Ronan is still working miracles!

I just sat down and watched the Katie Couric Show from this Thursday. Maya Thompson and her husband were guests on it. I knew it would be sad, I knew I would cry. I am so happy to see her getting the word out about Childhood Cancer. I was so impressed with them and their composure. I especially love her blog post after the show aired saying how she should have said this or that, and these true harsh feelings of a grieving mother, but instead held it all together and did amazing. I don't think I could. I don't think I would. I'm extremely happy that the word is finally getting out about childhood cancer - but it still breaks my heart that this is their new normal. A life without Ronan physically here. I can't stop thinking about him and his story. or Super Ty's story. It is so devastating to learn about these kids going through this journey, and not only having to take this path, but to have only a limited number of drugs to fight this bastard cancer, only to have it also deteriorating everything else left of them, except their spirits and personalities. Its horrifying. Its unacceptable. It shouldn't be. I can go one minute being perfectly fine and thinking how amazing it is that Maya is moving the mountains that she is, to completely losing it and wondering why? Why did Ronan have to go thru this? Why did/do these other little kids have to go thru this. Why does cancer even exist. Why do kids get cancer. Why doesn't anyone see it? Why isn't their more funding. Why is it OK to watch these children fight for their lives when they don't even know what is going on!?! Makes no friggin sense to me. I know it won't ever. I want it to though. I hate when I don't "get" things. There is always an answer to everything. Where is this answer?
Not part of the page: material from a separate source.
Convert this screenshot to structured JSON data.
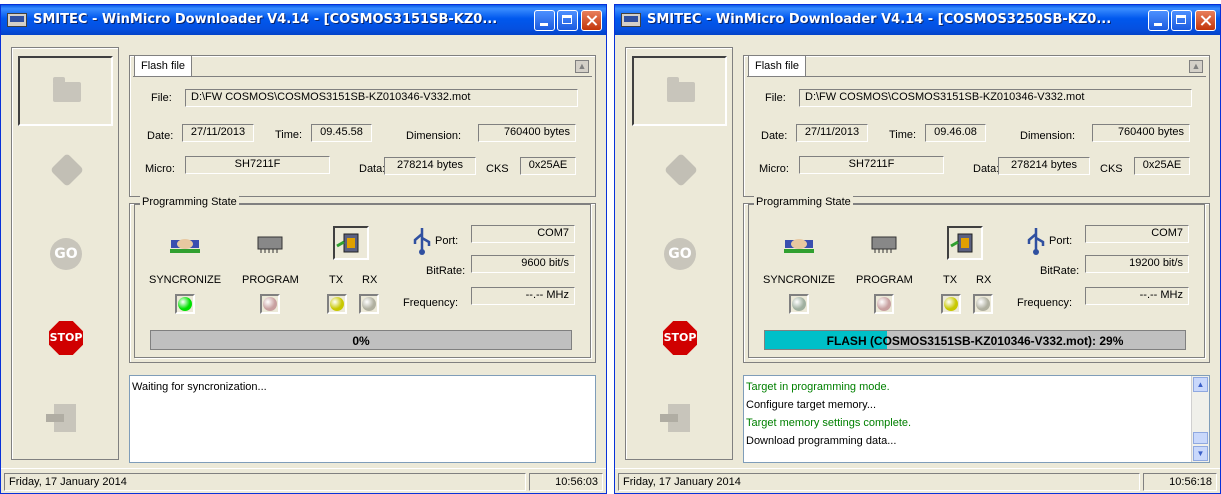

I cannot wait to see everything unfold for the Thompson family and all that they have worked for and towards...but they HAD to work for this. they had to fight back like hell on wheels. They are choosing this fight, it isn't something natural that you just do. This is their choice and I commend them. I'm not sure i would ever even be able to get out of bed. She hasn't ever stopped fighting. This is ugly. This is hard. Takes a really determined, dedicated, strong willed, big hearted bad ass person to fight this fight. I'm glad she is in the drivers seat.

I love that I am now aware of this information on childhood cancer. I am one more person helping spreading the word. I didn't think my word would make a difference. I can't think like that. Someone is listening. I don't think I have really ever been completely supportive of something before - as to wanting to join the steps, the fight, the dirty work. I usually like to sit back and watch. for the first time ever, I'd love to to help!! I feel moved to. I'm just now struggling with what and how....for starters...talking about it. That's how it reeled me in - I can 100% share with others, and lord knows i love to talk. I can just talk about Ronan and his story and all the other little kids that have fought. the facts. the disappointing facts. Everyone needs to be aware. What parent wouldn't feel compelled to help, to donate to these little lives that are here fighting, and not because they didn't do something in particular, but just because you were dealt a shitty hand. unpredictable. no discrimination. no warning. I pray each day I'm not dealt this shitty hand, I pray each day less and less families aren't dealt this shitty hand. Its not fair. It scares me so much. It pains me to know what these kids go through.

I thought it was so weird in the beginning that I was so hurt by Ronan's story, and cried about it, and followed it everyday, I didn't want to talk about it because I felt out of place to, it wasn't my story, it wasn't someone I knew...I went back and read every post made from the beginning, but I now see I am not the only one. It seems like everyone that comes across rockstarronan.com is moved, cries, and wants to help. That is amazing. I no longer feel the need to hide what I am so deeply moved by. I wonder if I will ever be able to talk about his story without holding back the million of tears that form as I'm speaking.

If you haven't yet - go donate theronanthompsonfoundation.com

I'm just counting down the years, months, weeks, days until Maya and Woody open their world class Neuroblastoma care and research center. I'm just so so sorry Ronan isn't here. I wish he were.